Energy, Environment, Featured, Glenwood Spings, Local, Uncategorized

Glenwood Springs’ dubious claim to 100 percent renewable electricity

GLENWOOD SPRINGS–Glenwood Springs made a show of signing a contract on June 1 with the Municipal Energy Agency of Nebraska (MEAN), which is part of the Nebraska Municipal Public Power collective (NMPP) claiming it “becomes the seventh city in the U.S. to be powered by all renewable energy.” The City Council unanimously approved a resolution on April 18 to purchase all of the city’s electricity from “clean wind power” sources provided by MEAN.

“We are very excited to announce that Glenwood Springs will soon be operated on 100% renewable electricity, making us the second municipality in Colorado to do so. Many cities and towns across the country have set aggressive targets, and we are doing our part today—our future is now,” said Mayor Jonathan Godes.

What Glenwood Springs is doing is paying MEAN to have enough renewable sources available to meet the city’s estimated electrical demand.

Chris Dibbern, General Counsel for MEAN told Complete Colorado that Glenwood Springs is getting its power from a 30MW wind farm in Kimball, Nebraska, but also has access to their pool of other renewables including up to 2MW of solar panel capacity and some methane generated from a landfill.

But directing output from a generating source to a specific customer is not how the Western Interconnection (grid) serving Glenwood Springs works, Dibbern acknowledged.  The Western Interconnection runs from Western Canada south to Baja California in Mexico, and from the West Coast to the Great Plains.

According to the federal Department of Energy, “All of the electric utilities in the Western Interconnection are electrically tied together…”

The actual electricity being delivered may come from any of MEAN’s various generating sources including at least five coal-fired plants MEAN owns as well as electricity purchased from regional markets that may include electricity generated by coal, hydro, natural gas or nuclear plants hundreds of miles away.

File photo – Todd Shepherd

An article by NMPP/MEAN Communications Specialist Kevil Wickham says, “An electron is an electron once produced. Electrons produced by renewable resources are mixed with electrons produced by more traditional baseload resources.”

“Baseload resources” are generating plants that supply electricity to the grid 24/7/365. By and large those plants are powered by coal, natural gas or oil and provide adequate stable power when renewables like wind and solar are not contributing.
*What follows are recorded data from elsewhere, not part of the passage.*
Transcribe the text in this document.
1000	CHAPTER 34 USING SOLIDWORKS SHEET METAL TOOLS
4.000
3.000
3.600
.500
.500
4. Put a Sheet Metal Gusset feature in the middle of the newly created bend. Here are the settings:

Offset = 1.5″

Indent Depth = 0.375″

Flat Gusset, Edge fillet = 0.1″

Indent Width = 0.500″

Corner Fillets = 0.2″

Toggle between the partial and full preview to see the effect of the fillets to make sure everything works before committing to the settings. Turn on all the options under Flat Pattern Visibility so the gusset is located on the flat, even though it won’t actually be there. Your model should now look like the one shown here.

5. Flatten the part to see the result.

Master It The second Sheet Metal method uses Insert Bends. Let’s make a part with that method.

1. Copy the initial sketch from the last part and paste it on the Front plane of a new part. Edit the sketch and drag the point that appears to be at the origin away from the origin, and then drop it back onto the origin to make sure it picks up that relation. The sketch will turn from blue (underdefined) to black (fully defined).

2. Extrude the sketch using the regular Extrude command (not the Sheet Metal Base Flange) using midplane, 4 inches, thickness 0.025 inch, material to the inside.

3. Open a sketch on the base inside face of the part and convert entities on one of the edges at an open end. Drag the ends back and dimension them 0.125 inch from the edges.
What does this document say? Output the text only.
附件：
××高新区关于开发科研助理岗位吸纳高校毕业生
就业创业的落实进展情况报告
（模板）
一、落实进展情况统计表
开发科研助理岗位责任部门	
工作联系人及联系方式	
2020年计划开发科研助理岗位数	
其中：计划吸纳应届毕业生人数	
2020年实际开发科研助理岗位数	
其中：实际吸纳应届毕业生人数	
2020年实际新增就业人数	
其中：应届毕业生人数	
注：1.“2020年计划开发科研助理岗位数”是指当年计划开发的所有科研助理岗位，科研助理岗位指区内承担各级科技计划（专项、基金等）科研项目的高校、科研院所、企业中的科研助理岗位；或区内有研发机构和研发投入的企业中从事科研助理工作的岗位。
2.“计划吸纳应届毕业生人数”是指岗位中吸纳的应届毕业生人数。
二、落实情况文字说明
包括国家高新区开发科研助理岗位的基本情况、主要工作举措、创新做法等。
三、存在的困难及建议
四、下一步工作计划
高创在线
The 100-percent renewables claim “relates to a financial arrangement rather than from an operational standpoint,” says Wickham.

Another problem is that the 30MW capacity of the Kimball windmill farm is based on its nameplate capacity. Nameplate capacity means “the maximum rated output of a generator under specific conditions designated by the manufacturer.”

But research shows that the disparity between what any generator is designed to produce under specific conditions and what it actually produces in service, especially as it gets older, can be significant.

The U.S. Energy Information Administration (EIA) puts the actual output of wind generation, depending on geographic location and seasonal patterns, at 25-40% of nameplate capacity.

The import of this is that to maintain the base load of the grid, renewables must be backed up by more traditional sources, including natural gas-fired “quick dispatch” plants that sit idle when overall production is adequate but which can start up at a moment’s notice to pick up the load when there is insufficient renewable generation.

Estimates are that backup generating capacity may have to be as large as 80%-90% of renewable capacity to ensure a stable, full-time grid.

The EIA says in 2018, renewables provided 17.6% of actual electricity generation in the United States.

The city says that its cost per megawatt-hour under the new contract will drop $5, from $51 to $46, but because the city needs to build a new electrical distribution substation at a cost of $2-2.5 million, city residents will not see lower electrical bills.

Dibbern said that their renewables pool is “somewhere around 50% committed” and that the power plan Glenwood Springs moved to is a lower-cost plan overall, despite the city “buying a more expensive product.”